What changed
RBI issued new conditions for banks issuing subordinated debt to retail investors for Tier II capital. Banks must now incorporate a specific investor sign-off in the application form confirming understanding of the instrument's features and risks. Floating rate instruments cannot use the bank's fixed deposit rate as a benchmark. All communications must state in bold font size 14 that subordinated bonds differ from fixed deposits and are not covered by deposit insurance.
What it means for you
Banks can now tap retail investors for Tier II capital but must ensure robust investor education and disclosure. The sign-off requirement protects banks from future disputes, while the ban on using FD rates as benchmarks prevents misleading comparisons. Clear disclaimers about lack of deposit insurance reduce regulatory risk and align with consumer protection norms.
What you must do
- Update application forms for retail subordinated debt to include the prescribed investor sign-off clause.
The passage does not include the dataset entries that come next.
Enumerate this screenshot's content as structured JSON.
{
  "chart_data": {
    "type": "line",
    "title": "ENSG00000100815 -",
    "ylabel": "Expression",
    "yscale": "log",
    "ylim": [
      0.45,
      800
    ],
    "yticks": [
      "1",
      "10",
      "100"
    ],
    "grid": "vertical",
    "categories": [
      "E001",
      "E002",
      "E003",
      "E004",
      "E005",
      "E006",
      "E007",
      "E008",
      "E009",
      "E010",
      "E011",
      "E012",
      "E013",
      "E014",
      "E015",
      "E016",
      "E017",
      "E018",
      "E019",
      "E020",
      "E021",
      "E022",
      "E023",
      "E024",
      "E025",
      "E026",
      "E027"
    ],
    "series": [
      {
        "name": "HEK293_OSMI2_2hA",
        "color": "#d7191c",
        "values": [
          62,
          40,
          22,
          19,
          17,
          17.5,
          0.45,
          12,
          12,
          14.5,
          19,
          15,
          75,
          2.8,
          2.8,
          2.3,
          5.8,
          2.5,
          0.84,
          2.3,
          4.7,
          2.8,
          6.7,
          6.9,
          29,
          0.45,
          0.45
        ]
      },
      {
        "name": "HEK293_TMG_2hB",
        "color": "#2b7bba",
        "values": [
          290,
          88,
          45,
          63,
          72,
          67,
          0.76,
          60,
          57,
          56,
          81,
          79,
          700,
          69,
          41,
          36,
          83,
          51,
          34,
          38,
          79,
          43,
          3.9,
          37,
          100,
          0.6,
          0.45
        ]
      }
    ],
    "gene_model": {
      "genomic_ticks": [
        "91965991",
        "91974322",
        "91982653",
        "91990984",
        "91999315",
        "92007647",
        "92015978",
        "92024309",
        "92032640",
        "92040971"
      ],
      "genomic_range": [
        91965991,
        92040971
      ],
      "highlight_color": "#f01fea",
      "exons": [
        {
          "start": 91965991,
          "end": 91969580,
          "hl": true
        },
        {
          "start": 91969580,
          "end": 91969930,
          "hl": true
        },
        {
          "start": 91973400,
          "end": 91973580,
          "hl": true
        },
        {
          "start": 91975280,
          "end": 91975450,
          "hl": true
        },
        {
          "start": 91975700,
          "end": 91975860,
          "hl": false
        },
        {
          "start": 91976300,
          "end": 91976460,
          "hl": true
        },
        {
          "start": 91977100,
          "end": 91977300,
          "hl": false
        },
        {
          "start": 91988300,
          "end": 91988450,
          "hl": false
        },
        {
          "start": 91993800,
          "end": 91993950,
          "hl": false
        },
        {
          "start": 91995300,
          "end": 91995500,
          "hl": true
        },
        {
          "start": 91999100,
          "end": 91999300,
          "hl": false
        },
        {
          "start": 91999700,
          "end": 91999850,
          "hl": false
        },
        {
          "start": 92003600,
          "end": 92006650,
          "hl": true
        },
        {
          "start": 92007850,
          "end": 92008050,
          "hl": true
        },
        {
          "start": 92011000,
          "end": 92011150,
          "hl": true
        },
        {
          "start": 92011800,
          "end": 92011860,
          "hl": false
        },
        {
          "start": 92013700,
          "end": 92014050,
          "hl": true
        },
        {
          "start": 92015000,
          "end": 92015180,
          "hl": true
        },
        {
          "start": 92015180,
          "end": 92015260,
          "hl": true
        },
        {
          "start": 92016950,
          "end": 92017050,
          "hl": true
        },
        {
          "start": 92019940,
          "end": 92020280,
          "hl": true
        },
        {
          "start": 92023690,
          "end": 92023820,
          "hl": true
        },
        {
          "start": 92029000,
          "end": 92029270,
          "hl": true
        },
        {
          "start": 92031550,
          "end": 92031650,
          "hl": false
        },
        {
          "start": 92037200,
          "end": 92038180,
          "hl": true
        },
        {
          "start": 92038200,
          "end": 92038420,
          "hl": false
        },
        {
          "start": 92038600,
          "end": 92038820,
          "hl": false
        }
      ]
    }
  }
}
- Ensure floating rate subordinated debt instruments do not reference the bank's fixed deposit rate as a benchmark.
- Revise all publicity material, application forms, and communications to display in bold font size 14 that the instrument is not a fixed deposit and lacks deposit insurance.
- Train sales and compliance teams on the new disclosure requirements before any retail issuance.
Who it affects
All commercial banks (excluding RRBs) issuing subordinated debt to retail investors, Retail investors in subordinated debt instruments, Bank compliance and legal departments
What is the purpose of the investor sign-off requirement?
The sign-off ensures that retail investors formally acknowledge they have understood the terms and risks of the subordinated debt instrument, as disclosed in the prospectus documents, enhancing investor education and reducing potential disputes.
Why can't floating rate subordinated debt use the bank's fixed deposit rate as a benchmark?
Using the fixed deposit rate as a benchmark could mislead investors into thinking the instrument is similar to a deposit, whereas subordinated debt carries higher risk and is not insured. RBI prohibits this to maintain clarity and prevent mis-selling.
Does this circular apply to all banks immediately?
Yes, the guidelines are applicable with immediate effect from January 13, 2010, to all commercial banks except Regional Rural Banks (RRBs).